Miguel laughed. “Why the fuck didn’t you say something?”
“I didn’t know who we were dealing with. I didn’t want to be saying something to the wrong people. Nuevo Laredo is still mixed.”
“It’s not mixed anymore. We’re the only dominant ones.”
Gabriel nodded. Miguel explained that the cop they tried to sell the troca to was a contra, an enemy, and had been borrado del mapa the previous day.
Thirty minutes passed, then Meme arrived.
“Yeah, he’s my guy,” Meme said. “Get him off.”
Gabriel and Wences were uncuffed.
Meme introduced Miguel to the boys as a comandante for Los Zetas. Meme had never met Wences. But Meme told Miguel that he could vouch for anyone whom Gabriel called a pareja, a partner. Gabriel, Meme explained, was a stellar worker, a firme vato who supplied Meme with vehicles and guns from Texas.
In his mind, Gabriel now made the connection: All those stolen trucks and smuggled guns went, ultimately, to la gente nueva, the Zetas. Neither Gabriel nor Wences had heard of Miguel Treviño until this evening, but they now understood him to be a high-ranking member of the new cartel.
“You can call me Cuarenta,” Miguel told the boys, referring to his Zeta call sign, Z-40. He slapped Gabriel on the back. No hard feelings, eh?

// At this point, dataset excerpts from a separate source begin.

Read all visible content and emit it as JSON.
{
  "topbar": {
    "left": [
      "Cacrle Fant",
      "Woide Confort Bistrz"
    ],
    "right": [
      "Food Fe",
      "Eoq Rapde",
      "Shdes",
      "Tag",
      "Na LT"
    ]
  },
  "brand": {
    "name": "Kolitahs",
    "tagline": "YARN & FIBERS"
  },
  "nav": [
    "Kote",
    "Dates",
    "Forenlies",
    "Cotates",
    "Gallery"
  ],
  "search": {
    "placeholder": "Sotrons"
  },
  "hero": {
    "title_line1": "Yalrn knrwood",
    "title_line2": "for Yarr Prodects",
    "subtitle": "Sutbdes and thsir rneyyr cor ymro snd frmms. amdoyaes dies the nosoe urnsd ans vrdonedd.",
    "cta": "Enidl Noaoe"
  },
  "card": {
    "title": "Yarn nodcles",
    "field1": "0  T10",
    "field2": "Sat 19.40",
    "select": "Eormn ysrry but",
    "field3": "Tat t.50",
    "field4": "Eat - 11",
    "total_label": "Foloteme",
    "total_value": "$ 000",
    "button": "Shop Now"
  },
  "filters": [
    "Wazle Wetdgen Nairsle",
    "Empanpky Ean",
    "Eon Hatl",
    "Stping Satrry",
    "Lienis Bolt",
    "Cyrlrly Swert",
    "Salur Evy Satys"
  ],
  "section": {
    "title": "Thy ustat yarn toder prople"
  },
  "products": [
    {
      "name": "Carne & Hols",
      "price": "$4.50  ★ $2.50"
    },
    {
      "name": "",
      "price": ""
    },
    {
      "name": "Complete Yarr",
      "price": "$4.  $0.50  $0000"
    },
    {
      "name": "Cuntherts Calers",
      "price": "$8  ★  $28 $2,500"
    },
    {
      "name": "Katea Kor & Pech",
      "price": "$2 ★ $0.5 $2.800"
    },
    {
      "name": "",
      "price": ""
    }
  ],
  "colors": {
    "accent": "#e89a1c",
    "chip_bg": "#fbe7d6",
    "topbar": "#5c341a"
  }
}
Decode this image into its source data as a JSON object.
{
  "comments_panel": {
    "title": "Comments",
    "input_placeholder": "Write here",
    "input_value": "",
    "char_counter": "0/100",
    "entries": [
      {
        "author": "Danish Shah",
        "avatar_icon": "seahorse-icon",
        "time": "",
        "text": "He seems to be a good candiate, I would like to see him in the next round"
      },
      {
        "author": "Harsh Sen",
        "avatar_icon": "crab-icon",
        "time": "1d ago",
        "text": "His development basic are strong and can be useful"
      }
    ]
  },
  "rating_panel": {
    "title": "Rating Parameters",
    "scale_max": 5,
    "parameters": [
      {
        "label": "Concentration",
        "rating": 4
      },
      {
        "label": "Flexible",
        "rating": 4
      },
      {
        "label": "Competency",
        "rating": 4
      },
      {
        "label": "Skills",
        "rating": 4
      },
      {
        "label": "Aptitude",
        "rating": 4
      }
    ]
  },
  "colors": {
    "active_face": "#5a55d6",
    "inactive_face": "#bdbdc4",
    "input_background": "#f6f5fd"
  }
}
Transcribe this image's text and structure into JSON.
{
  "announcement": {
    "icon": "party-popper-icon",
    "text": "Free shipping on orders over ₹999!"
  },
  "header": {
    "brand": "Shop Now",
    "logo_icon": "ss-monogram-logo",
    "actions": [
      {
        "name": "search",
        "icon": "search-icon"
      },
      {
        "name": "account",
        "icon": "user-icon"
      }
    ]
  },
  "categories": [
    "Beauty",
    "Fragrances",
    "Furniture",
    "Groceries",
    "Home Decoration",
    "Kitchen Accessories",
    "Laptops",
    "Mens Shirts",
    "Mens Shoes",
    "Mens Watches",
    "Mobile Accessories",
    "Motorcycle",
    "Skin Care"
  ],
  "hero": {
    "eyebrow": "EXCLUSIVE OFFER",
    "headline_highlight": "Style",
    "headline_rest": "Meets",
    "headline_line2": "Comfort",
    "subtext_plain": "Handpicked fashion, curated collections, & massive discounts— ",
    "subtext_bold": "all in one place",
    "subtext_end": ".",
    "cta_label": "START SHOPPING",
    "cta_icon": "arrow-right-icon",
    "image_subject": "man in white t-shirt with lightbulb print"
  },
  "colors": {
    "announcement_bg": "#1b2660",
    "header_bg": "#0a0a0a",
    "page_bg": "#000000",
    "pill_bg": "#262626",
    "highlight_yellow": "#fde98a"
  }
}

That night, Miguel, Gabriel, Wences, and Meme drove around Nuevo Laredo in a caravan. Gabriel smelled burning rubber and branches; outside, he saw ragged groups of huddled Mexicans stretching their arms over tambos, fifty-five gallon drums, nudging each other aside for access to the flame. The driver called ahead to a restaurant, and by the time they arrived it was empty.